If you see messages such as this in your logs from jabberd:
ODKVerifyClientRequestFixed: Unable to authenticate
when clients (either ichat or third party such as adium) attempt to connect with valid usernames and passwords
and it results in a permission denied message. In addition to the things mentioned in this thread https://discussions.apple.com/thread/2608181?start=0&tstart=0 (e.g. check DNS) there
is another thing to check if you are using OpenDirectory. Make sure the certificate you are using on your OpenDirectory server
(Under LDAP settings on the OD master) is valid and trusted by the server running jabberd (the quickest way is to fire up
serveradmin on machine running jabberd and connect to the OD master view the certificates pane and see if the cert is listed
as trusted (the validation is done on the machine running serveradmin so if it is not trusted then you may have found your problem or one of them at least).
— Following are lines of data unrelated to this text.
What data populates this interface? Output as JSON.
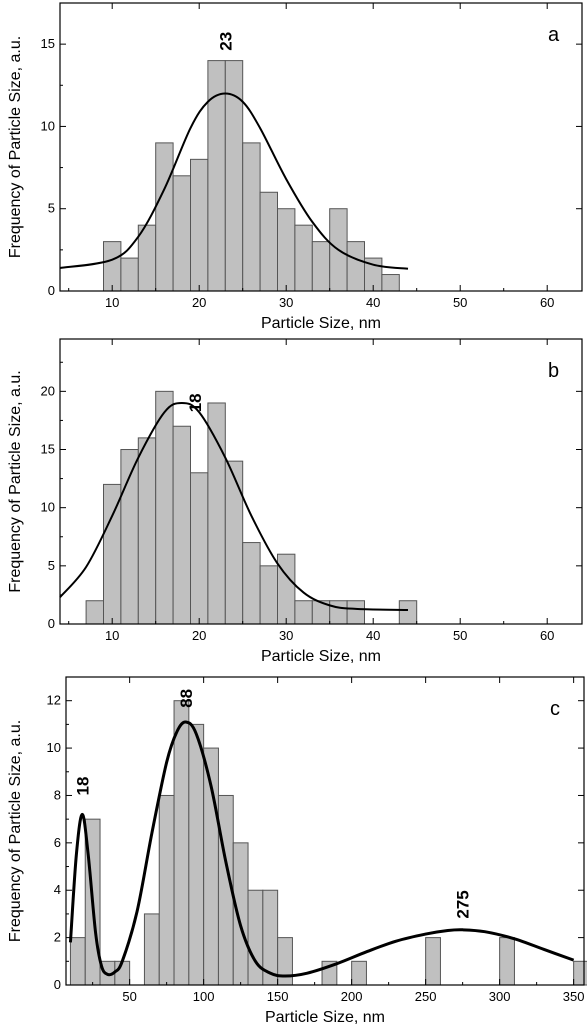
{
  "chart_data": [
    {
      "type": "bar",
      "panel_label": "a",
      "xlabel": "Particle Size, nm",
      "ylabel": "Frequency of Particle Size, a.u.",
      "xlim": [
        4,
        64
      ],
      "ylim": [
        0,
        17.5
      ],
      "x_ticks": [
        10,
        20,
        30,
        40,
        50,
        60
      ],
      "y_ticks": [
        0,
        5,
        10,
        15
      ],
      "grid": false,
      "bin_width": 2,
      "bins": [
        {
          "x": 10,
          "y": 3
        },
        {
          "x": 12,
          "y": 2
        },
        {
          "x": 14,
          "y": 4
        },
        {
          "x": 16,
          "y": 9
        },
        {
          "x": 18,
          "y": 7
        },
        {
          "x": 20,
          "y": 8
        },
        {
          "x": 22,
          "y": 14
        },
        {
          "x": 24,
          "y": 14
        },
        {
          "x": 26,
          "y": 9
        },
        {
          "x": 28,
          "y": 6
        },
        {
          "x": 30,
          "y": 5
        },
        {
          "x": 32,
          "y": 4
        },
        {
          "x": 34,
          "y": 3
        },
        {
          "x": 36,
          "y": 5
        },
        {
          "x": 38,
          "y": 3
        },
        {
          "x": 40,
          "y": 2
        },
        {
          "x": 42,
          "y": 1
        }
      ],
      "fit": [
        {
          "x": 4,
          "y": 1.4
        },
        {
          "x": 10,
          "y": 1.9
        },
        {
          "x": 13,
          "y": 3.3
        },
        {
          "x": 16,
          "y": 6.2
        },
        {
          "x": 19,
          "y": 9.9
        },
        {
          "x": 21,
          "y": 11.5
        },
        {
          "x": 23,
          "y": 12
        },
        {
          "x": 25,
          "y": 11.5
        },
        {
          "x": 27,
          "y": 9.9
        },
        {
          "x": 30,
          "y": 6.8
        },
        {
          "x": 33,
          "y": 4.2
        },
        {
          "x": 36,
          "y": 2.5
        },
        {
          "x": 40,
          "y": 1.6
        },
        {
          "x": 44,
          "y": 1.35
        }
      ],
      "annotations": [
        {
          "text": "23",
          "x": 23,
          "y": 14.6,
          "rotate": -90
        }
      ]
    },
    {
      "type": "bar",
      "panel_label": "b",
      "xlabel": "Particle Size, nm",
      "ylabel": "Frequency of Particle Size, a.u.",
      "xlim": [
        4,
        64
      ],
      "ylim": [
        0,
        24.5
      ],
      "x_ticks": [
        10,
        20,
        30,
        40,
        50,
        60
      ],
      "y_ticks": [
        0,
        5,
        10,
        15,
        20
      ],
      "grid": false,
      "bin_width": 2,
      "bins": [
        {
          "x": 8,
          "y": 2
        },
        {
          "x": 10,
          "y": 12
        },
        {
          "x": 12,
          "y": 15
        },
        {
          "x": 14,
          "y": 16
        },
        {
          "x": 16,
          "y": 20
        },
        {
          "x": 18,
          "y": 17
        },
        {
          "x": 20,
          "y": 13
        },
        {
          "x": 22,
          "y": 19
        },
        {
          "x": 24,
          "y": 14
        },
        {
          "x": 26,
          "y": 7
        },
        {
          "x": 28,
          "y": 5
        },
        {
          "x": 30,
          "y": 6
        },
        {
          "x": 32,
          "y": 2
        },
        {
          "x": 34,
          "y": 2
        },
        {
          "x": 36,
          "y": 2
        },
        {
          "x": 38,
          "y": 2
        },
        {
          "x": 40,
          "y": 0
        },
        {
          "x": 42,
          "y": 0
        },
        {
          "x": 44,
          "y": 2
        }
      ],
      "fit": [
        {
          "x": 4,
          "y": 2.3
        },
        {
          "x": 7,
          "y": 4.9
        },
        {
          "x": 10,
          "y": 9.3
        },
        {
          "x": 13,
          "y": 14.3
        },
        {
          "x": 16,
          "y": 18.2
        },
        {
          "x": 18,
          "y": 19
        },
        {
          "x": 20,
          "y": 18.2
        },
        {
          "x": 23,
          "y": 14.3
        },
        {
          "x": 26,
          "y": 9.3
        },
        {
          "x": 29,
          "y": 5.2
        },
        {
          "x": 32,
          "y": 2.7
        },
        {
          "x": 35,
          "y": 1.6
        },
        {
          "x": 38,
          "y": 1.3
        },
        {
          "x": 44,
          "y": 1.2
        }
      ],
      "annotations": [
        {
          "text": "18",
          "x": 19.5,
          "y": 18.2,
          "rotate": -90
        }
      ]
    },
    {
      "type": "bar",
      "panel_label": "c",
      "xlabel": "Particle Size, nm",
      "ylabel": "Frequency of Particle Size, a.u.",
      "xlim": [
        7,
        357
      ],
      "ylim": [
        0,
        13
      ],
      "x_ticks": [
        50,
        100,
        150,
        200,
        250,
        300,
        350
      ],
      "y_ticks": [
        0,
        2,
        4,
        6,
        8,
        10,
        12
      ],
      "grid": false,
      "bin_width": 10,
      "bins": [
        {
          "x": 15,
          "y": 2
        },
        {
          "x": 25,
          "y": 7
        },
        {
          "x": 35,
          "y": 1
        },
        {
          "x": 45,
          "y": 1
        },
        {
          "x": 65,
          "y": 3
        },
        {
          "x": 75,
          "y": 8
        },
        {
          "x": 85,
          "y": 12
        },
        {
          "x": 95,
          "y": 11
        },
        {
          "x": 105,
          "y": 10
        },
        {
          "x": 115,
          "y": 8
        },
        {
          "x": 125,
          "y": 6
        },
        {
          "x": 135,
          "y": 4
        },
        {
          "x": 145,
          "y": 4
        },
        {
          "x": 155,
          "y": 2
        },
        {
          "x": 185,
          "y": 1
        },
        {
          "x": 205,
          "y": 1
        },
        {
          "x": 255,
          "y": 2
        },
        {
          "x": 305,
          "y": 2
        },
        {
          "x": 355,
          "y": 1
        }
      ],
      "fit": [
        {
          "x": 10,
          "y": 1.8
        },
        {
          "x": 14,
          "y": 5.5
        },
        {
          "x": 18,
          "y": 7.2
        },
        {
          "x": 22,
          "y": 5.5
        },
        {
          "x": 27,
          "y": 2.2
        },
        {
          "x": 31,
          "y": 0.8
        },
        {
          "x": 35,
          "y": 0.45
        },
        {
          "x": 40,
          "y": 0.55
        },
        {
          "x": 45,
          "y": 1.0
        },
        {
          "x": 55,
          "y": 3.1
        },
        {
          "x": 65,
          "y": 6.4
        },
        {
          "x": 75,
          "y": 9.4
        },
        {
          "x": 82,
          "y": 10.7
        },
        {
          "x": 88,
          "y": 11.1
        },
        {
          "x": 95,
          "y": 10.6
        },
        {
          "x": 105,
          "y": 8.4
        },
        {
          "x": 115,
          "y": 5.2
        },
        {
          "x": 125,
          "y": 2.5
        },
        {
          "x": 135,
          "y": 1.0
        },
        {
          "x": 145,
          "y": 0.5
        },
        {
          "x": 155,
          "y": 0.38
        },
        {
          "x": 170,
          "y": 0.5
        },
        {
          "x": 190,
          "y": 0.9
        },
        {
          "x": 210,
          "y": 1.4
        },
        {
          "x": 230,
          "y": 1.85
        },
        {
          "x": 250,
          "y": 2.15
        },
        {
          "x": 265,
          "y": 2.3
        },
        {
          "x": 275,
          "y": 2.33
        },
        {
          "x": 290,
          "y": 2.25
        },
        {
          "x": 310,
          "y": 1.95
        },
        {
          "x": 330,
          "y": 1.5
        },
        {
          "x": 350,
          "y": 1.05
        }
      ],
      "annotations": [
        {
          "text": "18",
          "x": 18,
          "y": 8.0,
          "rotate": -90
        },
        {
          "text": "88",
          "x": 88,
          "y": 11.7,
          "rotate": -90
        },
        {
          "text": "275",
          "x": 275,
          "y": 2.8,
          "rotate": -90
        }
      ]
    }
  ]
}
In the case I needed to debug the cert being used for OD is signed by a CA not found in the OS X Server keychain (Global Sign Organization Validation) the solution is to add the CA's cert from their website to keychain and the SASL based methods then work.
As a side note the default generated /etc/jabber/c2s.xml file on a 10.5 server has the SASL methods commented out which might
explain some of the forum comments about ichat server being broken when upgrading from 10.5 to 10.6. Another note that is if the
mac client is configured to use kerberos (as mine was) then the authentication will succeed even with the untrusted cert.